Everyone in Guyana knows that in elections, only valid votes can be lawfully counted. In fact, the British TV programme “Trail of the Vanishing Voter” in 1968 about Guyana’s elections, traced the disappearance of valid voters. President Trump, no doubt having learnt of this concept from Guyana’s history, solemnly, if unnecessarily, validated in 2019 by the CCJ, is insisting that it be applied in the US and that, if applied, the results will show that he won the election. If President Trump succeeds in the US, he has not only the CCJ, APNU+AFC and Lowenfield to thank, but the guidance of academics, trade unionists and others who urged APNU+AFC to ignore overseas observers, international opinion and the recount.
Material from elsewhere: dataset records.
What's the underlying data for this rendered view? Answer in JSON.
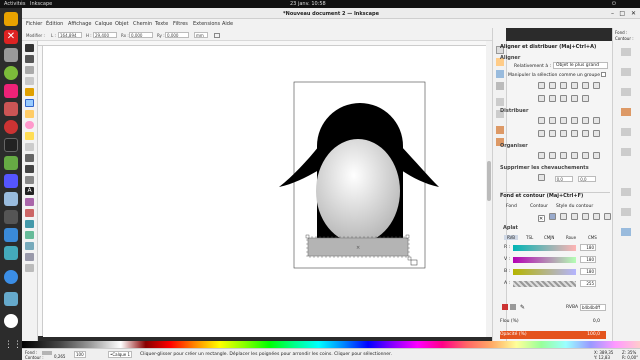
{
  "topbar": {
    "activities": "Activités",
    "app": "Inkscape",
    "clock": "23 janv.  10:58"
  },
  "window": {
    "title": "*Nouveau document 2 — Inkscape"
  },
  "menu": [
    "Fichier",
    "Édition",
    "Affichage",
    "Calque",
    "Objet",
    "Chemin",
    "Texte",
    "Filtres",
    "Extensions",
    "Aide"
  ],
  "controls": {
    "modify_label": "Modifier :",
    "w_label": "L :",
    "w_value": "164,894",
    "h_label": "H :",
    "h_value": "29,400",
    "rx_label": "Rx :",
    "rx_value": "0,000",
    "ry_label": "Ry :",
    "ry_value": "0,000",
    "unit": "mm"
  },
  "right_corner": {
    "fill_label": "Fond :",
    "stroke_label": "Contour :"
  },
  "align_panel": {
    "header": "Aligner et distribuer (Maj+Ctrl+A)",
    "align_title": "Aligner",
    "relative_label": "Relativement à :",
    "relative_value": "Objet le plus grand",
    "manipulate": "Manipuler la sélection comme un groupe :",
    "distribute_title": "Distribuer",
    "organize_title": "Organiser",
    "overlap_title": "Supprimer les chevauchements"
  },
  "fill_panel": {
    "header": "Fond et contour (Maj+Ctrl+F)",
    "tab_fill": "Fond",
    "tab_stroke": "Contour",
    "tab_style": "Style du contour",
    "flat_label": "Aplat",
    "modes": [
      "RVB",
      "TSL",
      "CMJN",
      "Roue",
      "CMS"
    ],
    "channels": [
      {
        "label": "R :",
        "value": "180"
      },
      {
        "label": "V :",
        "value": "180"
      },
      {
        "label": "B :",
        "value": "180"
      },
      {
        "label": "A :",
        "value": "255"
      }
    ],
    "rgba_label": "RVBA :",
    "rgba_value": "b4b4b4ff",
    "blur_label": "Flou (%)",
    "blur_value": "0,0",
    "opacity_label": "Opacité (%)",
    "opacity_value": "100,0"
  },
  "status": {
    "fill_label": "Fond :",
    "stroke_label": "Contour :",
    "stroke_width": "0,265",
    "opacity": "100",
    "layer": "•Calque 1",
    "message": "Cliquer-glisser pour créer un rectangle. Déplacer les poignées pour arrondir les coins. Cliquer pour sélectionner.",
    "x": "X:  389,35",
    "y": "Y:   12,83",
    "zoom": "Z: 35%",
    "rotation": "R: 0,00°"
  }
}
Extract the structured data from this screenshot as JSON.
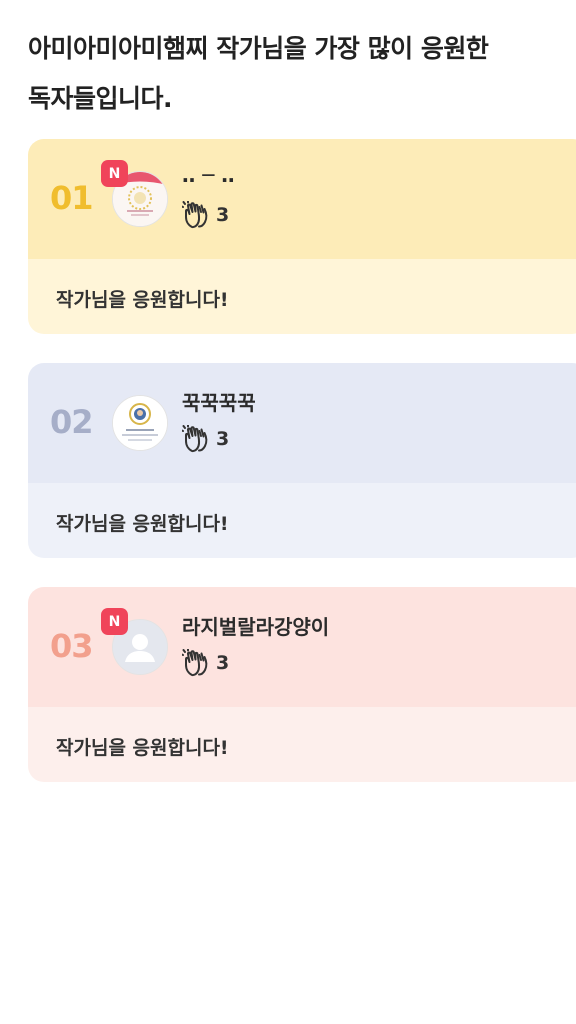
{
  "heading": "아미아미아미햄찌 작가님을 가장 많이 응원한\n독자들입니다.",
  "colors": {
    "card1_top": "#fdecb8",
    "card1_bottom": "#fff5d8",
    "card1_rank": "#f0bd2e",
    "card2_top": "#e5e9f5",
    "card2_bottom": "#eef1f9",
    "card2_rank": "#a6aec8",
    "card3_top": "#fde3df",
    "card3_bottom": "#fdefec",
    "card3_rank": "#f2a08d",
    "badge": "#f0445a"
  },
  "readers": [
    {
      "rank": "01",
      "name": "‥ ─ ‥",
      "claps": "3",
      "message": "작가님을 응원합니다!",
      "badge": "N",
      "avatar_icon": "profile-photo-cake"
    },
    {
      "rank": "02",
      "name": "꾹꾹꾹꾹",
      "claps": "3",
      "message": "작가님을 응원합니다!",
      "avatar_icon": "profile-photo-emblem"
    },
    {
      "rank": "03",
      "name": "라지벌랄라강양이",
      "claps": "3",
      "message": "작가님을 응원합니다!",
      "badge": "N",
      "avatar_icon": "default-user-icon"
    }
  ]
}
The constitutionality and lawfulness of the recount order, based on laws which the APNU+AFC previously agreed to, is being challenged in court by its agents or supporters. Of the case I can say little. But I can say that in 1996 the PNC supported a law for Voter ID cards. In 1997, after it lost the elections, it challenged the constitutionality and lawfulness of the Voter ID card law, which had been held to be lawful in Jamaica under a similar constitution to Guyana’s. But the Guyana court held the Voter ID law to be unconstitutional. The case is popularly known as the Esther Perreira case. A tried and tested operating principle of APNU+AFC is to agree to something and when it doesn’t work in its favour, to disagree with it. The list is long and growing: Philomena Sahoye as Mayor, the voter ID law, Region 8 sharing of Chair and Deputy, now the recount order law.

I wish my readers, the Stabroek News management and staff and all Guyana a productive and successful New Year.